Callum James is a poet, an artist, a rare book dealer, a magician, diviner and writer. He has a deep background in Christianity and now considers himself an animist. His writing concerns are about landscape, memory, trauma, and magic, all through a queer lens.  He grew up on an island but has lived most of his adult life in very urban settings. He was, for over fifteen years, the author of the now archived blog ‘Front Free Endpaper’. He is no stranger to mental illness and finds himself on the other side of a number of deep crises which have all shaped his person and his praxis.

 

Poetry

Verbal – Trans Verbal – Asemic


Callum’s conventional poetry has been published or is upcoming in numerous venues including, The Wolf, Ambit, Magma, The Dark Horse, Orbis, ‘Ink, Sweat and Tears’, The Dawntreader and others. 

Poems based on the life of the Breton folk-saint Herve, and on the Stations of the Cross appeared in the anthology of ekphrastic poetry, The Book of Ystwyth: Six Poets on the Work of Clive Hicks-Jenkins

In non-pandemic times he runs a monthly poetry evening at the ‘world famous’ Petersfield Bookshop: ‘The Dead Poets Salon’. Half of each evening is given over to the life, letters and work of a dead poet and half to a lively open mic session. 

Increasingly, his conventional poetry has been complimented by techniques of extreme restraint and liberation such as cut-up and asemic poetry.
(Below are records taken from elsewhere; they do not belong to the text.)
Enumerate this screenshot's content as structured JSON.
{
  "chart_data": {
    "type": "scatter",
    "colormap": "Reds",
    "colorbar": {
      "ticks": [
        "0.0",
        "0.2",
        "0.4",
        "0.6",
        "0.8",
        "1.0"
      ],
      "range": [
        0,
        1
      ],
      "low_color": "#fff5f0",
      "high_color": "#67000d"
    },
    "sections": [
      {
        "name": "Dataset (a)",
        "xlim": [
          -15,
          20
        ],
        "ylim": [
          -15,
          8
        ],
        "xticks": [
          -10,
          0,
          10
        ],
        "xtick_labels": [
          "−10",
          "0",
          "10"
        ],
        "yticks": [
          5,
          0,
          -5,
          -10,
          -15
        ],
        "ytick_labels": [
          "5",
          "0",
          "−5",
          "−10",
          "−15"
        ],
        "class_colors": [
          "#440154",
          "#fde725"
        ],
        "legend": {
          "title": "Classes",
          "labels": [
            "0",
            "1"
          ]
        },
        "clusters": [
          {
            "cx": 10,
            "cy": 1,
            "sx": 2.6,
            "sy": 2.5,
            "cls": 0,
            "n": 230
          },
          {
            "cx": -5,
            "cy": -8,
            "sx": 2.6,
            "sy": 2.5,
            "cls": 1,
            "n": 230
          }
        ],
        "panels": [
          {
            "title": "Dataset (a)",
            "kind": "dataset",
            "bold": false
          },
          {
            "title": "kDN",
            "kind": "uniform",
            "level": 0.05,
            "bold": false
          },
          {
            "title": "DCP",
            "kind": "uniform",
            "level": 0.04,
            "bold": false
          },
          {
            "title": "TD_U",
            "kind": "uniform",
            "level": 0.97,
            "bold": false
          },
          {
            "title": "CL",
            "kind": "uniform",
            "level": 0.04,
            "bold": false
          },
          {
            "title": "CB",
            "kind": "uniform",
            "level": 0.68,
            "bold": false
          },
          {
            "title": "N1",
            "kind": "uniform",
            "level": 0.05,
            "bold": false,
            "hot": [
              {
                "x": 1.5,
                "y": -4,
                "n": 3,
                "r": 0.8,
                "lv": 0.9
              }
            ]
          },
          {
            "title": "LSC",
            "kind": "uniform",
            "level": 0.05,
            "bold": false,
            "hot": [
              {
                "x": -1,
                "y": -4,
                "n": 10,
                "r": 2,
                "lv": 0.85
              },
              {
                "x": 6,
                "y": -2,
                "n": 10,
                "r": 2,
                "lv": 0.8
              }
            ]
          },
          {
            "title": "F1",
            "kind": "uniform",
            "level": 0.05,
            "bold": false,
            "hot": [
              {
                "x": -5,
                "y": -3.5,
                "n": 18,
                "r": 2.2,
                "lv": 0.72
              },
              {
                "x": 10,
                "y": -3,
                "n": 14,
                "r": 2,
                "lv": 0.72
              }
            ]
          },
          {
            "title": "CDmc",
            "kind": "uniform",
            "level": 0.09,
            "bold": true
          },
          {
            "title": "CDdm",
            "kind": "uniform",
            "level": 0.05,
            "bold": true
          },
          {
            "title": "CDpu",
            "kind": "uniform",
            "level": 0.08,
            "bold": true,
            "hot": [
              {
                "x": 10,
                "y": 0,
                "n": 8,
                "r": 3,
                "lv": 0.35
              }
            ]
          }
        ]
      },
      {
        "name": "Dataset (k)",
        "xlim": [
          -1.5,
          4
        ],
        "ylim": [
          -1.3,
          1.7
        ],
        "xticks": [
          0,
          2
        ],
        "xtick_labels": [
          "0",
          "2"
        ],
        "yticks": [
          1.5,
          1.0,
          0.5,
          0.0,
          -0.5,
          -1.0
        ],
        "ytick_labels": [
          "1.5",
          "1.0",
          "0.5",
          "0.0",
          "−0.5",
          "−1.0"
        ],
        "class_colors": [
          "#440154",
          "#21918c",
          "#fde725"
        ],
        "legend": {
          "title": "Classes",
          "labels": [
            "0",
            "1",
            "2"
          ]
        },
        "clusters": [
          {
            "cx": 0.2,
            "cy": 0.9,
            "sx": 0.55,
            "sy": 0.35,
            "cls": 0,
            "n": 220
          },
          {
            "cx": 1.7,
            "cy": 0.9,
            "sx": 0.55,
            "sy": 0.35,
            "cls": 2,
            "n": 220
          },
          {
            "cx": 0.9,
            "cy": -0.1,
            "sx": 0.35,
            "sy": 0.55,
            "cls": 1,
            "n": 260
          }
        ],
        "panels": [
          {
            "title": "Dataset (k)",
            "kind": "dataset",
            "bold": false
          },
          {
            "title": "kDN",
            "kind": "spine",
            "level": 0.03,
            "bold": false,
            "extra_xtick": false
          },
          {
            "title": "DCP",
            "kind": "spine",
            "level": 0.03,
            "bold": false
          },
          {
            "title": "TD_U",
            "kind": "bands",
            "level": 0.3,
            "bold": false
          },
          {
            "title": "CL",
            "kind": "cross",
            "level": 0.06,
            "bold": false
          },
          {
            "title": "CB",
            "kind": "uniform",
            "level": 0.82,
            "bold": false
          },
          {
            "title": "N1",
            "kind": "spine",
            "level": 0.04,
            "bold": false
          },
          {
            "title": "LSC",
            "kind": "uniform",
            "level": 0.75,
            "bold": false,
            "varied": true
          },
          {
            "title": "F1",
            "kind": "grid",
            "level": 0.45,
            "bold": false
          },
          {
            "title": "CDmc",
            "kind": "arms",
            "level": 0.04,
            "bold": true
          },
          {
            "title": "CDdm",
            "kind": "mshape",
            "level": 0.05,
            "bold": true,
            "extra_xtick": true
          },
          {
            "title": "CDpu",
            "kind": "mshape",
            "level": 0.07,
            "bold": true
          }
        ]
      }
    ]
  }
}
During the long lockdowns of 2020 he created The Anatomy of an Art Student, a book of cut-up poems using the a 1930s book of anatomy for art students. Some of these can be seen at Inksweatandtears.com

Callum’s asemic poetry (of which more elsewhere) and indeed all his poetic work, is a part of his magical praxis.

 

 

The Book of YstwythMagic

Magic

A long journey

Callum has a magical praxis which is animist, spirit-based and draws from a heady mix of Christianity, Chaos Magic, Medieval European magic, and the Greek Magical Papyri.

He has never called himself a witch but does stand in the same places as The Witch, at crossroads, shorelines, on lonely paths, in deep forests and edgelands. He is a stile-sitter. 
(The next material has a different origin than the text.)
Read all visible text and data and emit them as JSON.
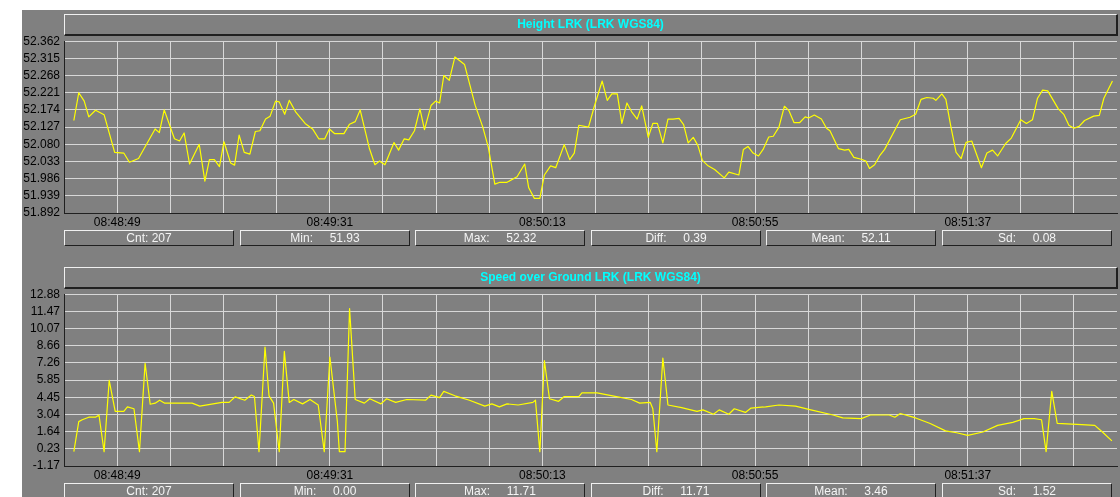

He honours ancestors of place, of blood and of protest. His queer identity means he stands in a line of millions of other queer bodies lived and loved in. 

Divination, scrying and spell-work are all a part of Callum’s lifeway but he is firm in the adage “Make your life magic, don’t make magic your life” (atrrib to many but perhaps ‘Ramsey Dukes’) 

Callum is particularly interested in speaking with spirits of place and the creatures of the natural world. This path includes both traditional forms and more experimental engagements involving art and bodily presence, voice and dance.